Orla took a deep breath. She could do this, she told herself. These were good people – they weren’t a threat to her. They were her neighbours. But then a man walked up the steps onto the stage and called for everyone’s attention.
‘We’re about to announce the prizes!’ he called out. ‘Please help me in gathering everybody inside.’
Orla turned to see a few people leaving the village hall and realised that the room hadn’t been full to capacity, as it had seemed to her. But it was about to get very full indeed as a surge of people filed in from the tables of bric-a-brac and the entertainments outside. The noise level rose steadily and the warm day seemed even warmer now. Orla looked around the room in panic. The door seemed a very long way away, but she knew she had to get through it.
‘Orla?’
She heard Luke calling from somewhere behind her as she fled. She didn’t stop, pushing her way through the throng until she was out of the village hall, and into the relative peace and space of the road beyond.
‘Orla!’
Her heart was thudding and she felt hot and chilled at the same time as her breath left her body in great gasps.
‘Are you okay?’ Luke was beside her now, his hand on her shoulder. ‘Let’s get you home.’
‘I’m sorry.’
‘It’s okay.’
‘I couldn’t do it.’
‘It’s fine. Nobody will mind.’
‘But I made a commitment.’
‘Don’t worry. You did your best.’
Orla felt her eyes filling with tears of frustration at her failure.
‘Orla – really – you did so well. I’m so proud of you!’
Orla let Luke take her back to the castle, and relief flooded her as soon as she was through the door. What had she been thinking? She knew she should never have agreed to such an assignment, and yet there was a part of her that longed to reach out and be a normal, functioning member of society again.
Only perhaps not just yet, a little voice said.
Luke made her a cup of tea and Orla sat in the blissful silence of the great hall, One Ear by her side, as if he knew she needed the physical comfort of his great body.
When Orla’s mobile rang, she picked it up and looked at the screen. It was her mother. Quickly, without giving it a moment’s thought, Orla switched her phone off. Today had tested her quite enough already.
The next day, Luke returned to his work in the castle, which meant venturing down to the basement and the mysterious section of board which somebody had seen fit to place against the stonework. He wasn’t sure what he was going to find behind it. It could be anything really.
Carefully, slowly, he began to prise the board away from the wall, revealing the pale Caen stone which had been hidden for so long. Why would somebody just section a random length of wall, he wondered? It didn’t make any sense. At least, it didn’t until he pulled the last of the board away.
For a stunned moment, Luke just stared. What he’d revealed left him speechless, and he gazed at it for a long time, not quite knowing what he was looking at. He certainly hadn’t ever come across anything like this before in the Home Counties he usually worked in.
There was only one thing he could do.
‘Orla?’ he shouted from the basement. Then, climbing a few steps, he shouted again. ‘ORLA!’ Honestly, he thought, there really should be some kind of bell or phone system in the castle for such emergencies. Luckily, One Ear heard his bellowing and started to bark, and it wasn’t long before he heard Orla’s footsteps.
‘Luke? You down there?’
‘Yes!

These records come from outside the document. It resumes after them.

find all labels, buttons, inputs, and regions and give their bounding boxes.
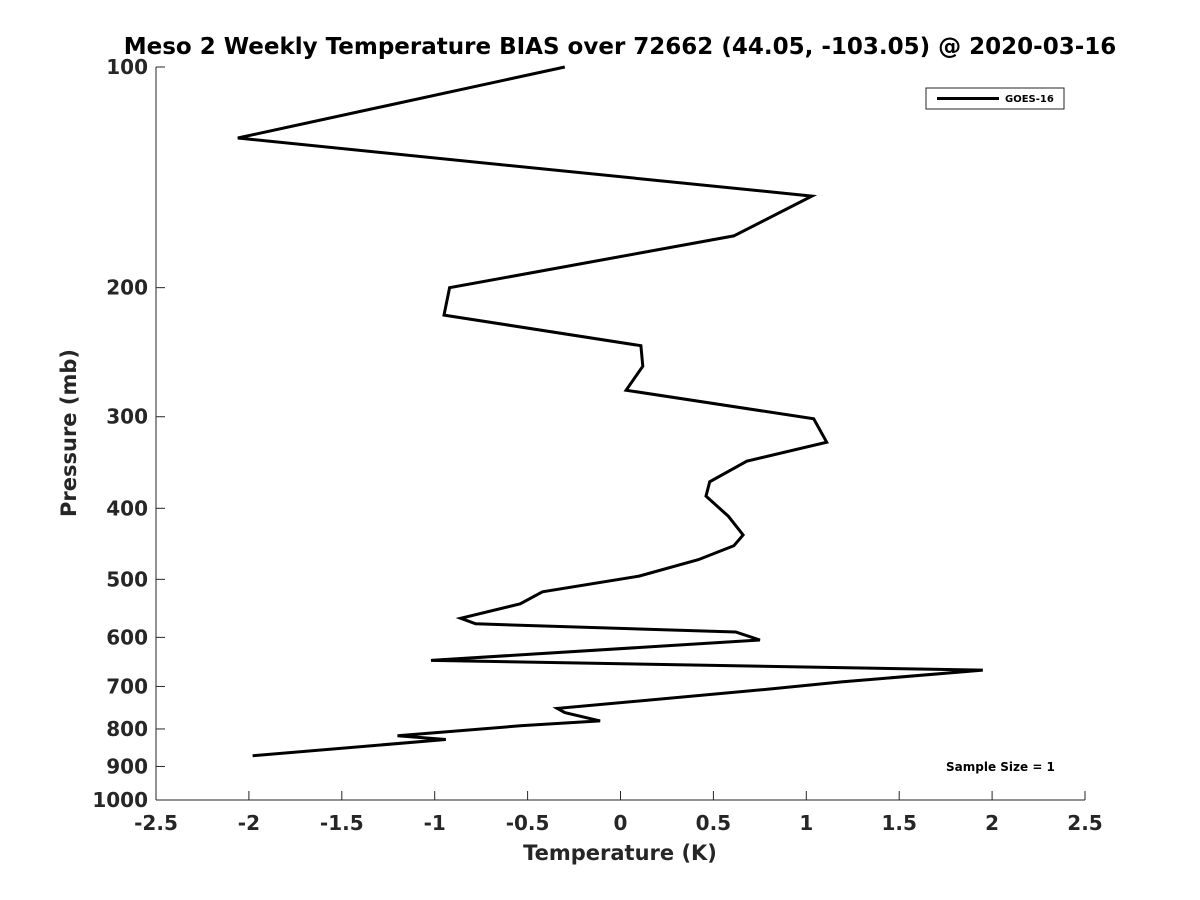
y-tick-label: 700 [106, 674, 148, 698]
legend: GOES-16 [925, 87, 1065, 110]
x-axis-label: Temperature (K) [523, 841, 717, 865]
sample-size-annotation: Sample Size = 1 [946, 760, 1055, 774]
y-tick-label: 900 [106, 754, 148, 778]
y-axis-ticks: 100 200 300 400 500 600 700 800 900 1000 [92, 55, 165, 812]
x-tick-label: -0.5 [506, 811, 550, 835]
x-tick-label: -1.5 [320, 811, 364, 835]
y-tick-label: 500 [106, 567, 148, 591]
y-tick-label: 400 [106, 496, 148, 520]
x-tick-label: -2 [238, 811, 260, 835]
series-layer [237, 65, 983, 758]
x-tick-label: 1.5 [881, 811, 916, 835]
x-tick-label: -2.5 [134, 811, 178, 835]
legend-label-goes-16: GOES-16 [1005, 94, 1054, 105]
y-tick-label: 100 [106, 55, 148, 79]
x-tick-label: 0 [614, 811, 628, 835]
y-tick-label: 600 [106, 625, 148, 649]
y-tick-label: 300 [106, 405, 148, 429]
y-tick-label: 800 [106, 717, 148, 741]
chart-title: Meso 2 Weekly Temperature BIAS over 7266… [124, 34, 1117, 60]
x-tick-label: 2 [985, 811, 999, 835]
x-axis-ticks: -2.5 -2 -1.5 -1 -0.5 0 0.5 1 1.5 2 2.5 [134, 791, 1103, 835]
x-tick-label: -1 [424, 811, 446, 835]
y-tick-label: 200 [106, 276, 148, 300]
x-tick-label: 1 [799, 811, 813, 835]
y-axis-label: Pressure (mb) [57, 349, 81, 517]
x-tick-label: 0.5 [696, 811, 731, 835]
y-tick-label: 1000 [92, 788, 148, 812]
x-tick-label: 2.5 [1067, 811, 1102, 835]
plot-area [156, 67, 1085, 800]
series-line-goes-16 [237, 65, 983, 758]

Come and see what I’ve found.’
One Ear arrived first, charging down the spiral steps like a hairy cannonball. He was quickly followed by Orla, whose face was flushed from her exertion.
‘What is it? What’s happened?
‘I think you’re going to want to see this.’ He motioned towards the wall. ‘Remember it was boarded up? Well, this was what was behind it.’
Orla’s mouth fell open as she stared in wide-eyed wonder. ‘What on earth?’
‘Did you know this was here?’ Luke asked.
‘No. I’m not even sure what it is.’
‘Some kind of green man?’ Luke guessed.
Orla inched forward, bending down to take a closer look. The figure was no more than a foot high, carved from the beautifully pale Caen stone and looking so alive that Luke could well imagine him leaping out from the wall at any moment.
‘I’m not sure it is a green man,’ Orla said. ‘There aren’t any leaves around him.’
Luke took a step closer. ‘He seems to be made completely of hair.’